Всего этого тринадцатилетний Дидье не умел тогда толком осознать, но смутно ощущал висевшее в воздухе напряжение. Он смирно стоял в стороне и ждал, когда его подзовут. Хотя в церковь на свадебную церемонию его не взяли, сочтя это излишним, но по случаю свадьбы заставили обуть башмаки, надеть новую рубаху и штаны и пригладить вихры. Он чувствовал себя очень неуютно, то ли из-за этих дурацких скрипучих башмаков, то ли ещё из-за чего. В горле у него опять застрял горький острый комок, который он всё никак не мог проглотить, как ни пытался.
— Дидье, — негромко и властно окликнул его отец, и он, подняв голову, вышел из своего угла, пытаясь улыбнуться.
Но улыбка его тут же угасла.
Глаза отца были суровыми и непроницаемыми, а голос — резким, как лезвие ножа:
— Теперь ты обязан чтить мою венчанную супругу Адель и венчанную супругу своего брата Инес так же свято, как чтил собственную мать.
— Я любил маму! — с горячей обидой выпалил Дидье, прежде чем успел сообразить, что именно говорит.

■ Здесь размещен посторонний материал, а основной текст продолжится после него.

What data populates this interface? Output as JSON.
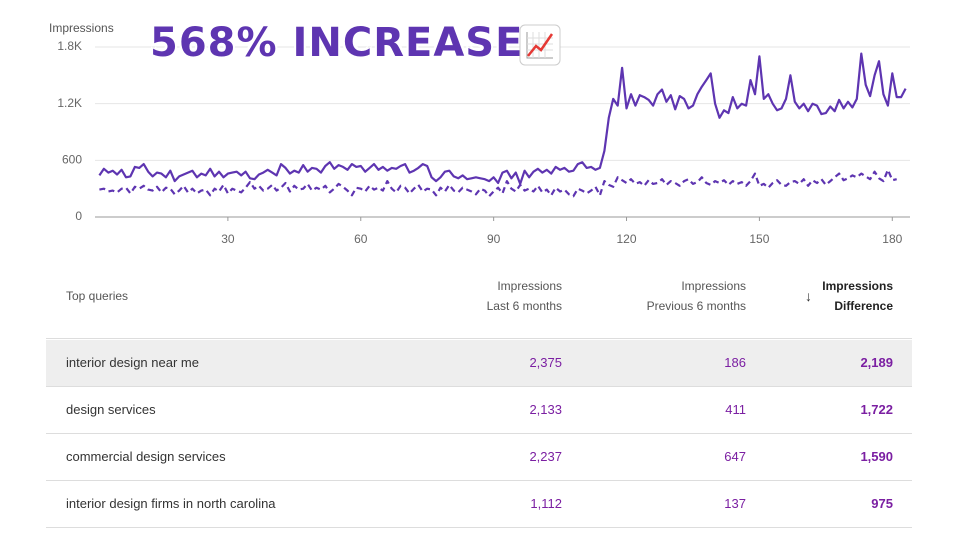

Мозолистая отцовская рука молниеносно отшвырнула его обратно в угол. В ушах у него зазвенело, и он еле удержался на ногах, ударившись о стену и больно прикусив себе при этом язык.
«Слишком длинный», — сокрушённо подумал Дидье. Не зря его всегда бранил за это кюре Гийом. Во рту у него стало солоно.
Отец, брат и Адель с Инес продолжали пристально смотреть на него — Дидье пробила невольная дрожь под этими взглядами.
— Прошу прощения, Адель, — тяжело проронил отец, поворачиваясь наконец к молодой супруге. — Мальчишка за этот год отбился от рук.
Тёмно-синие глаза Адель сперва спокойно взглянули в сумрачное лицо мужа, а потом вновь обратились на пасынка.
— Обязанность родителей — воспитать детей в страхе Божием. — Голос её был чистым и холодным, как свежевыпавший снег. — И я принимаю на себя эту обязанность, мой господин.
Отец только кивнул и, помедлив, распорядился:
— Принеси сюда свою сестру, Дидье. Ей пора вернуться под родной кров.
Дидье тоже кивнул и поспешно улепетнул.
Соседка Женевьева рыдала в три ручья, вручая ему малышку и собирая нехитрый младенческий скарб. Мадлен крепко держалась тёплыми ручонками за шею брата, таращила глаза и надувала губы, тоже намереваясь зареветь. Но Дидье чмокнул малышку в щёку и пару раз весело прокукарекал, подбрасывая её на руках, пока её личико не расплылось в радостной слюнявой улыбке.